People worked hard and proved theorems which allow us to throw away the rest of “Taylor series” whatever that means. In this context, the famous and decisive theorem is that of Geroch (1968):
A non-compact spacetime M^{4} has a spin structure
if and only if there exist 4 continuous vector fields on M^{4} which constitute a Minkowski tetrad, e^{a}{}_{\mu}(x), in the tangent space at each point of M^{4}. [*]
The point is this:
without spin structure, the very concept of a spinor field
does not exist [See Penrose & Rindler, Vol 1, “Spinor Calculus and Relativistic Fields”].
Your questions in the first post were answered mathematically in my first post. So, instead of hanging on to a dead fish (which does not buy you anything and nobody buy it of you), spend some of your time learning about Lie groups and their representation theory. Not just it is a beautiful subject, in fact, if undergraduate students can’t do without calculus, theoretical physicists can not do without group theory.
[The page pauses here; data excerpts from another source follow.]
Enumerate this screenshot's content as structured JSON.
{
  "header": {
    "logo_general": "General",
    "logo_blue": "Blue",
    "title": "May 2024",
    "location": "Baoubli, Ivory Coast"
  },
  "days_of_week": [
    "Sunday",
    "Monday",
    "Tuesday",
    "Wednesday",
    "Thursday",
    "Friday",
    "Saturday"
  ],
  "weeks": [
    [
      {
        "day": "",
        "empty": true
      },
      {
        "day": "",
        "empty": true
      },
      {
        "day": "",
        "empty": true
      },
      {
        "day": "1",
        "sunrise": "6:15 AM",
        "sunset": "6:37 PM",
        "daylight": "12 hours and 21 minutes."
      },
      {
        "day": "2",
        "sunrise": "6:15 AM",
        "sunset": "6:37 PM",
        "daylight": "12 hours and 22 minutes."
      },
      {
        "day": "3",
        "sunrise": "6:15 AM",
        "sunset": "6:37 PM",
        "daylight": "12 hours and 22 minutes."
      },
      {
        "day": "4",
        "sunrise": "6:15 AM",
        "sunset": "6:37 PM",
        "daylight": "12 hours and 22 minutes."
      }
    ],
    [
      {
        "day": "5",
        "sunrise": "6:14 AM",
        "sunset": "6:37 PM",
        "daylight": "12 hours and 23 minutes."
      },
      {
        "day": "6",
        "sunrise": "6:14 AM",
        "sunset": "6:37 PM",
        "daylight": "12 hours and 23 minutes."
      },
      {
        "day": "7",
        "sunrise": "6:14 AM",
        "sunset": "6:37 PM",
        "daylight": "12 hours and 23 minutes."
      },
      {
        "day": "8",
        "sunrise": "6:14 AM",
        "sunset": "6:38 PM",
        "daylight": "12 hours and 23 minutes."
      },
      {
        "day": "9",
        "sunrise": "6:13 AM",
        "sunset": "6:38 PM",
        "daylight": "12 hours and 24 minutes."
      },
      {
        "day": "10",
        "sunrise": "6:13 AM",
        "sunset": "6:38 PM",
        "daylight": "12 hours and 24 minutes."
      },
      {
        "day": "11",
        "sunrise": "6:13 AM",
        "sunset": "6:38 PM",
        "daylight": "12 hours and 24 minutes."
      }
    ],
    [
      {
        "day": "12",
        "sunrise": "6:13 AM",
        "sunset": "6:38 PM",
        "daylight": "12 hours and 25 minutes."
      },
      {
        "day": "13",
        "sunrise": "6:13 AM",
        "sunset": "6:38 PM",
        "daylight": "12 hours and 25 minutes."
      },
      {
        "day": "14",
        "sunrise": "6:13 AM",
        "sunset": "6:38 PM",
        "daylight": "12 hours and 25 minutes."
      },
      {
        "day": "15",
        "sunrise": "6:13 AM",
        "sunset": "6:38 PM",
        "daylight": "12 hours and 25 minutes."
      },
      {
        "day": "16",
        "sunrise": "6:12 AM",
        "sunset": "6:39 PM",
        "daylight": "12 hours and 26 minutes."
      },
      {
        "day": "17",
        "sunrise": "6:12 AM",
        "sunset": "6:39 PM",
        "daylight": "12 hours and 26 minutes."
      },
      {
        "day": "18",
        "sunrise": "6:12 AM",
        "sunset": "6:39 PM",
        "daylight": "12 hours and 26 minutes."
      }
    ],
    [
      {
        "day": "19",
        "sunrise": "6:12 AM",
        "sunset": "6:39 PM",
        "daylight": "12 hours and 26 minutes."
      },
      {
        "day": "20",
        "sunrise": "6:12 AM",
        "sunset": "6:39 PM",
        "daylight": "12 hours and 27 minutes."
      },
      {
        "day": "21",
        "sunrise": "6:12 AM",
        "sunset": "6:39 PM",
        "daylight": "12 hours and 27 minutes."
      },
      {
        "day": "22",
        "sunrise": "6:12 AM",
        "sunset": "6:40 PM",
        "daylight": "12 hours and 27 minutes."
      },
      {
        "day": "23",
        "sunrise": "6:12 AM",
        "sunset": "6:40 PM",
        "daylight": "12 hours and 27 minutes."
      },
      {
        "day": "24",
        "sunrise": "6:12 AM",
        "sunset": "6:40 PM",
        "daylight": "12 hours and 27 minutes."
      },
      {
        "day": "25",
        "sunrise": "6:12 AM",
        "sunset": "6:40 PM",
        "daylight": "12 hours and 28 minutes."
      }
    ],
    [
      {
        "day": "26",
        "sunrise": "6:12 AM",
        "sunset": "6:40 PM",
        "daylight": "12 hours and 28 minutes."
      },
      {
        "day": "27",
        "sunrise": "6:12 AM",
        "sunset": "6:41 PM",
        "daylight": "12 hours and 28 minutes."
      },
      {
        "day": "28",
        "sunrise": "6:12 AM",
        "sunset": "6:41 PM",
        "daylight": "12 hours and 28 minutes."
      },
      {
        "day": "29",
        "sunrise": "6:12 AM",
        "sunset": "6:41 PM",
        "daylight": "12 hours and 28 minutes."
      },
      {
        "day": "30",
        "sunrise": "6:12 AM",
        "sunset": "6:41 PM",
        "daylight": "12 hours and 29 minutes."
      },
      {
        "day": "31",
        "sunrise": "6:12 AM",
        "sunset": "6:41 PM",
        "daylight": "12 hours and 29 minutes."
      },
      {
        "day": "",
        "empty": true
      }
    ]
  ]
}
[*] By definition, a 4-dimensional space-time is a pair ( M , g ) consisting of a
connected, 4-dimentional,
Hausdroff C^{\infty} manifold M, together with a
Lorentz metric g on M: It can be shown that a manifold admits Lorentzian metric
if and only if there exists a globally defined (timelike) vector field X : M \to T (M), non-vanishing at each point of the manifold, i.e. M must be
time-orientable [Any non-compact manifold admits a Lorentzian metric. For a compact orientable manifold, existence of a Lorentzian metric is equivalent to the fact that the manifold has zero Euler characteristic]. Thus, two Lorentzian metrics on M are considered equivalent if they are related by the diffeomorphism group of M. Thus, our spacetime is modeled mathematically by
equivalence classes of pairs ( M , g ). When a space-time metric has been introduced, one can define (in addition to the diffeomorphism group) an action on M of the so-called local Lorentz group as follow. Let \{ e_{a} (p) = e_{a}{}^{\mu} ( x ) \partial_{\mu}\}, a = 0 , 1 , 2 , 3 be a set of 4 smooth vector fields on M, forming an orthonormal frame at each point p \in M, \langle e_{a} | e_{b} \rangle_{p} \equiv e_{a}{}^{\mu} (x) e_{b}{}^{\nu} (x) g_{\mu \nu} (x) = \eta_{a b} , where \eta is the Minkowski metric. The set \{ e_{a} (p) \} is called “veibein”, frame field or Minkowski tetrad in the tangent space at each point of M. The components e^{a}{}_{\mu} of the inverse veibein are related to the metric tensor g_{\mu \nu} by g_{\mu \nu} ( x ) = e^{a}{}_{\mu} ( x ) e^{b}{}_{\nu} ( x ) \eta_{a b} . Since e^{a}{}_{\mu} has n^{2} = 16 independent components while g_{\mu \nu} has n ( n + 1 ) / 2 = 10, the veibein contains n ( n – 1 ) / 2 = 6 extra degrees of freedom. They are nothing but the freedom to carry out (local)
Lorentz transformations in the tangent spaces.